• Manifestations. Un observatoire des pratiques policières créé à Quimper (LT.fr-13/04/19-15h14)

    Dominique Brunel de la Ligue des Droits de l’Homme s’est fait porte-parole du collectif des dix-neuf organisations. 

    Environ 350 personnes ont marché ce samedi matin dans le centre-ville de Quimper pour la liberté de manifester et contre « la dérive autoritaire » du gouvernement. À cette occasion, la Ligue des Droits de l’Homme a annoncé la création d’un observatoire des pratiques policières à Quimper.

    Après Bordeaux, Toulouse et Montpellier (*), la Ligue des Droits de l’Homme a choisi Quimper pour la création d’un quatrième Observatoire des pratiques policières (OPP), a annoncé, ce samedi, Dominique Brunel, du comité quimpérois. « La loi anticasseurs est porteuse de violences. Nous allons installer le plus rapidement possible ce groupe d’observateurs ». Les militants de la LDH, qui en a déjà l’expérience depuis quelques années, ont proposé aux associations, syndicats et partis qui appelaient ce samedi matin la manifestation de participer à la structure.

    « Violence sourde du gouvernement »

    Le premier OPP avait été imaginé par la LDH et la Fondation Copernic en 2017, suite à la mort de Rémy Fraisse lors d’une manifestation contre le barrage de Sivens en 2014 puis les manifestations contre la loi Travail en 2016. Depuis le début du mouvement des Gilets jaunes en novembre dernier, Quimper a aussi connu plusieurs samedis violents avec des blessés. Dominique Brunel a rappelé dans son intervention la blessure au visage en novembre suite à un tir de LBD de Max, un Quimpérois, puis son « matraquage » lors d’une autre manifestation en mars. « Il y a une violence sourde du gouvernement contre le peuple », dit-il fustigeant la doctrine française du maintien de l’ordre qui conduit aussi à une « police épuisée ».

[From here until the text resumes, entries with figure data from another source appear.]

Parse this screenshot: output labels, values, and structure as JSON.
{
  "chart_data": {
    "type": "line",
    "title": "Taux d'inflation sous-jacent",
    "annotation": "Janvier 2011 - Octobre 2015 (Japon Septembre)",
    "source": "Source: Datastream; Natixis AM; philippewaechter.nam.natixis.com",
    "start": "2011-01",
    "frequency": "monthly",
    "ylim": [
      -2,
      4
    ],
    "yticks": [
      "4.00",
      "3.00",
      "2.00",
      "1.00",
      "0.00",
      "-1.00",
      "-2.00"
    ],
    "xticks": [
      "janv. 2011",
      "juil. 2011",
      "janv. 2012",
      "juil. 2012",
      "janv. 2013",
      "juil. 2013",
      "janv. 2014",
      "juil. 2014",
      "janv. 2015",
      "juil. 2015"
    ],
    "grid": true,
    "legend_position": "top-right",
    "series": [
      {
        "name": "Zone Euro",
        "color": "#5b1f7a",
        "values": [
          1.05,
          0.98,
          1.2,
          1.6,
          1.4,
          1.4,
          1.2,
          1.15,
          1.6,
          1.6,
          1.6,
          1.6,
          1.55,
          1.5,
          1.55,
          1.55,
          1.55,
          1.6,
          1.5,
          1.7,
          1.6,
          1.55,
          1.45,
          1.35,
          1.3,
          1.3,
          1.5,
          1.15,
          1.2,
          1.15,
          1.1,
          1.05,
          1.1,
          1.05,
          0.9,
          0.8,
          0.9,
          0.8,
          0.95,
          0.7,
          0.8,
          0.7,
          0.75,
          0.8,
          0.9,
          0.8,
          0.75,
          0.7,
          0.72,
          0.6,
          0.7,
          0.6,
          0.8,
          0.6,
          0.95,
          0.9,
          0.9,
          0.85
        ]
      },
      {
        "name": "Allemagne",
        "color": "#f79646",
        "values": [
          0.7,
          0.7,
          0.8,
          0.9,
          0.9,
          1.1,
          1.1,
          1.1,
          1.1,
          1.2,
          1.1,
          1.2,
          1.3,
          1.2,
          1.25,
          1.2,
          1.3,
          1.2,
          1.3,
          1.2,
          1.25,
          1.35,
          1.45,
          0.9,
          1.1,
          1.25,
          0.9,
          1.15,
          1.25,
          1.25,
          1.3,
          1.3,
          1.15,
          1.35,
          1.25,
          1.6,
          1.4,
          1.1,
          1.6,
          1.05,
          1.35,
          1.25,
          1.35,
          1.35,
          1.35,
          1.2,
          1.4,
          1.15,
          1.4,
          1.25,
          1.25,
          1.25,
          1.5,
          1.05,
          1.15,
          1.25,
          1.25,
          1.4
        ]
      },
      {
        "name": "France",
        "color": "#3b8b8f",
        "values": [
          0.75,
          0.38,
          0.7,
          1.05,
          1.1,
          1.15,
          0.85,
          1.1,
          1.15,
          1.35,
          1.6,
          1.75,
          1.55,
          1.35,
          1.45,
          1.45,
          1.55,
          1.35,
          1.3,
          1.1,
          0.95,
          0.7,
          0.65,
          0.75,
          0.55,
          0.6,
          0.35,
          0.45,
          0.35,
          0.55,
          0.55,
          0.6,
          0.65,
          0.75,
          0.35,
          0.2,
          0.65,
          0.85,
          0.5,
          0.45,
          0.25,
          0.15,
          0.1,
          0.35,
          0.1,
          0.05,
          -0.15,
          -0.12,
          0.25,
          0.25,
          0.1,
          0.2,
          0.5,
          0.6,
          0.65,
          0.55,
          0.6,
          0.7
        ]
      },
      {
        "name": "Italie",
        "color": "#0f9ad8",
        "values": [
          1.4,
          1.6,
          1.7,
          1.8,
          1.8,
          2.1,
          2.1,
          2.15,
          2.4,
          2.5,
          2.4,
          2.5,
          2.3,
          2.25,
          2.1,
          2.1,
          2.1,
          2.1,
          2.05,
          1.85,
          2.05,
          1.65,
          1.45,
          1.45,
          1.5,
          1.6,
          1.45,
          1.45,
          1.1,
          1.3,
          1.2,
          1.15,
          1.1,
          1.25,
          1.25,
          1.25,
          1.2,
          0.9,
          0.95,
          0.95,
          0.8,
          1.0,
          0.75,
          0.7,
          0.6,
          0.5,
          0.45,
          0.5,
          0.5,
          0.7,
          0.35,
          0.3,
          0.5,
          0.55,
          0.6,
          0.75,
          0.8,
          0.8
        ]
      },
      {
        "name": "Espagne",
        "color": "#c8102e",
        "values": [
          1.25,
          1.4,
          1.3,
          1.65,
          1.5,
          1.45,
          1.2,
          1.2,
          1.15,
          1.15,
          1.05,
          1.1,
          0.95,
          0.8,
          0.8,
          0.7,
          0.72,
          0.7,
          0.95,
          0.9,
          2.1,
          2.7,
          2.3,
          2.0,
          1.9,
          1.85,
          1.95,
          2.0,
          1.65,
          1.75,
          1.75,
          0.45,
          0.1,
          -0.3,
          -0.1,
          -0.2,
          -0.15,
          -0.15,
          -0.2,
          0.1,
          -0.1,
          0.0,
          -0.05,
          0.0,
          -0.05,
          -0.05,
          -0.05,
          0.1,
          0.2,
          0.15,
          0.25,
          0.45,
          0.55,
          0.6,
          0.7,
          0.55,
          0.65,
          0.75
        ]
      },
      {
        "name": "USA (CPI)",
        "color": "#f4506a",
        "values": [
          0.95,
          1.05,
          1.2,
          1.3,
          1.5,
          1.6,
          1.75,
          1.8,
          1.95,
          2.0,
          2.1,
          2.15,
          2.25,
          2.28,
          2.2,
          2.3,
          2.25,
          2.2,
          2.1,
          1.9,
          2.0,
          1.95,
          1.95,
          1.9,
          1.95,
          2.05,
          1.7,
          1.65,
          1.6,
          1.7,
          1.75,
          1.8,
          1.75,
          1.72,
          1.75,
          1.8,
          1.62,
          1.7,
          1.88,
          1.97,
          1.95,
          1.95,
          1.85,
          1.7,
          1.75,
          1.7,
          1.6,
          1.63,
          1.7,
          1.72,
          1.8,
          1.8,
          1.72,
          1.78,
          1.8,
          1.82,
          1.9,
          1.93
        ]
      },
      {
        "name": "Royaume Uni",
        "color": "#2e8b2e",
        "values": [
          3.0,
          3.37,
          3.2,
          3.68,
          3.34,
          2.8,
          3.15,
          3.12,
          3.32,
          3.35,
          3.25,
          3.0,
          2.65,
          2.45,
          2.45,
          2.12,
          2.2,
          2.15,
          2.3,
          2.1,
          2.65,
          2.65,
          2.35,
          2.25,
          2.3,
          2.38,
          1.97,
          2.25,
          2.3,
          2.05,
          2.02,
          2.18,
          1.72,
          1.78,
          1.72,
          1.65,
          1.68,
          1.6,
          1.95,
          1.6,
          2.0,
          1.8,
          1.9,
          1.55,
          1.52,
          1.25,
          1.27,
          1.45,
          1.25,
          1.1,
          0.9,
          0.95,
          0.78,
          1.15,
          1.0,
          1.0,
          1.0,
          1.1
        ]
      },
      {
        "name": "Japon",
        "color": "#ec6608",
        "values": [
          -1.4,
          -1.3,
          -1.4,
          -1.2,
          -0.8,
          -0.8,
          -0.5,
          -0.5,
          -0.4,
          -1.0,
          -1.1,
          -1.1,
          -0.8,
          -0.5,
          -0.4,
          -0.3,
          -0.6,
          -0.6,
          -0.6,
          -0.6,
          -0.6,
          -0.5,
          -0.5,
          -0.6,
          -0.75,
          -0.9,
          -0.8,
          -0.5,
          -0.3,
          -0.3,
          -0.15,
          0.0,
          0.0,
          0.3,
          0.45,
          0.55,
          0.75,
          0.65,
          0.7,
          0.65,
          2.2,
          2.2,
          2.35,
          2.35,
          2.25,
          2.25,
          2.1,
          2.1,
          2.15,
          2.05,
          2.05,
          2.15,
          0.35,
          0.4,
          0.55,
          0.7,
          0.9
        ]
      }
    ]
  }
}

    Observateurs formés et identifiés

    « L’Observatoire des pratiques policières de Quimper sera constitué de trois équipes composées de quatre personnes. Elles seront formées, répertoriées par la police et la gendarmerie, identifiées lors des manifestations. Les observateurs seront appelés à porter témoignage, à filmer si nécessaire. On a remarqué que leur présence suffisait pour faire baisser les violences ».

    « Le préfet peut changer de doctrine »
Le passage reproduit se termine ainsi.